Jumat, 22 Agustus 2025

Ekspedisi Sabuk Merapi

Merapi Kini Tak Sama Lagi

Ekstrim, istilah tepat untuk menggambarkan betapa berubahnya morfologi puncak gunung Merapi seusai erupsi dahsyat Oktober-November 2010.

zoom-inlihat foto Merapi Kini Tak Sama Lagi
Tribun Jogja
Asap Solfatara keluar dari puncak Gunung Merapi

Laporan Wartawan Tribun Jogja, Krisna Sumargo

TRIBUNNEWS.COM, YOGYAKARTA - Ekstrim.  Inilah kata paling tepat untuk menggambarkan betapa berubahnya morfologi puncak gunung Merapi seusai erupsi dahsyat Oktober-November 2010.  Letusan eksplosif sepanjang 26 Oktober hingga 5 November 2010 telah menghancurkan hampir semua struktur kubah di puncak.

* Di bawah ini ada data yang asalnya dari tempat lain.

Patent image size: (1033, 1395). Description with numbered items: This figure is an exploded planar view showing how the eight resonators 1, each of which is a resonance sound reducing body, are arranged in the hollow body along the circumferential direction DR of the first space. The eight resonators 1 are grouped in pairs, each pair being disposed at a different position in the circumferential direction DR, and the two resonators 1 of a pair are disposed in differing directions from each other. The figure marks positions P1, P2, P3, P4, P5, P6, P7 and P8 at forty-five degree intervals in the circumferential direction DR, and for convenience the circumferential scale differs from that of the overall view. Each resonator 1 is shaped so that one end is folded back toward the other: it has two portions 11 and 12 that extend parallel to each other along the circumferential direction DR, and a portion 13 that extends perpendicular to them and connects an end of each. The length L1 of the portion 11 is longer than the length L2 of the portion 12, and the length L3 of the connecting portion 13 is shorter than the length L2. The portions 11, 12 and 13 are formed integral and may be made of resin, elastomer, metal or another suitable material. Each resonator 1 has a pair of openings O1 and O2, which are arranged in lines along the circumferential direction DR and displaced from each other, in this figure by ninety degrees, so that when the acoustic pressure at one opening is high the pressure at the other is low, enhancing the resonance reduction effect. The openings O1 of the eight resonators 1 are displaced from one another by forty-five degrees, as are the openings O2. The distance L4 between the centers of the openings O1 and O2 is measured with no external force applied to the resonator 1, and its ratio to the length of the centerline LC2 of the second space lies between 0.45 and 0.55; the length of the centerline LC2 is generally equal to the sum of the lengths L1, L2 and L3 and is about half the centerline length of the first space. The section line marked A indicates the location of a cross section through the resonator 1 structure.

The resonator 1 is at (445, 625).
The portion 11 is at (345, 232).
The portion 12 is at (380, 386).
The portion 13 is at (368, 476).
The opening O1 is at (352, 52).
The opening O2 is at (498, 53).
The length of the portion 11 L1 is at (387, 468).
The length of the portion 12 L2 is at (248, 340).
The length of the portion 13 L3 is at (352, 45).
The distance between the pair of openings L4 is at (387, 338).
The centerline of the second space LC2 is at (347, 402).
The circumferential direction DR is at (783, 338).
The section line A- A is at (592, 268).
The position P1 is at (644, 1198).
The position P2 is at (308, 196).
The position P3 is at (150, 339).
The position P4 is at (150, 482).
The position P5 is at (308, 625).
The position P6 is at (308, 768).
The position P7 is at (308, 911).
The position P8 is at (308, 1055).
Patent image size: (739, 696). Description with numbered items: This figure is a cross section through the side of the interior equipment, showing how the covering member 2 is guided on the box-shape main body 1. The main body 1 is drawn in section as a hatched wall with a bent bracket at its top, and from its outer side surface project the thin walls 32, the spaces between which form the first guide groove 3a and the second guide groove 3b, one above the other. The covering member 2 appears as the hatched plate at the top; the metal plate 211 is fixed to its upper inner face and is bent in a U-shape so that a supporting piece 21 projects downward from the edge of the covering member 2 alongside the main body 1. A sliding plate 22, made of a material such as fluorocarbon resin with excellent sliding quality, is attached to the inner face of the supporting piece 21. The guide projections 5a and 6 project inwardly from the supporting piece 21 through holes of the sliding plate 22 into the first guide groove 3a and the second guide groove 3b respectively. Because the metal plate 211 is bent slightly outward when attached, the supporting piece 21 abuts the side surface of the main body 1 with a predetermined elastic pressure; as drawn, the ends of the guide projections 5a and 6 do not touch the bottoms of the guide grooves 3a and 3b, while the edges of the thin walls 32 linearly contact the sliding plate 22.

Kini, terbentang kawah raksasa, jika belum bisa disebut kaldera, berdiameter antara 400-500 meter dengan kedalaman antara 100-150 meter. Sungguh dahsyat menyaksikan dengan mata kepala sendiri akibat letusan eksplosif gunung paling aktif dan berbahaya di Indonesia ini.

Tak kurang 140 juta meter kubik material vulkanik disemburkan dari perut gunung, yang riwayatnya tak pernah bisa dipisahkan dengan sejarah dan kebudayaan Jawa. Letusan Merapi 2010 masuk skala 4 dari 8 Volcano Eruption Index (VEI).

Letusan 2010 juga mengakhiri pola tradisional letusan efusif Merapi, sesuatu yang kerap dihubungkan dengan ilmu titen masyarakat di lereng gunung ini. Ilmu titen yang bertahun-tahun jadi ukuran, bakal mengamuk tidaknya Merapi.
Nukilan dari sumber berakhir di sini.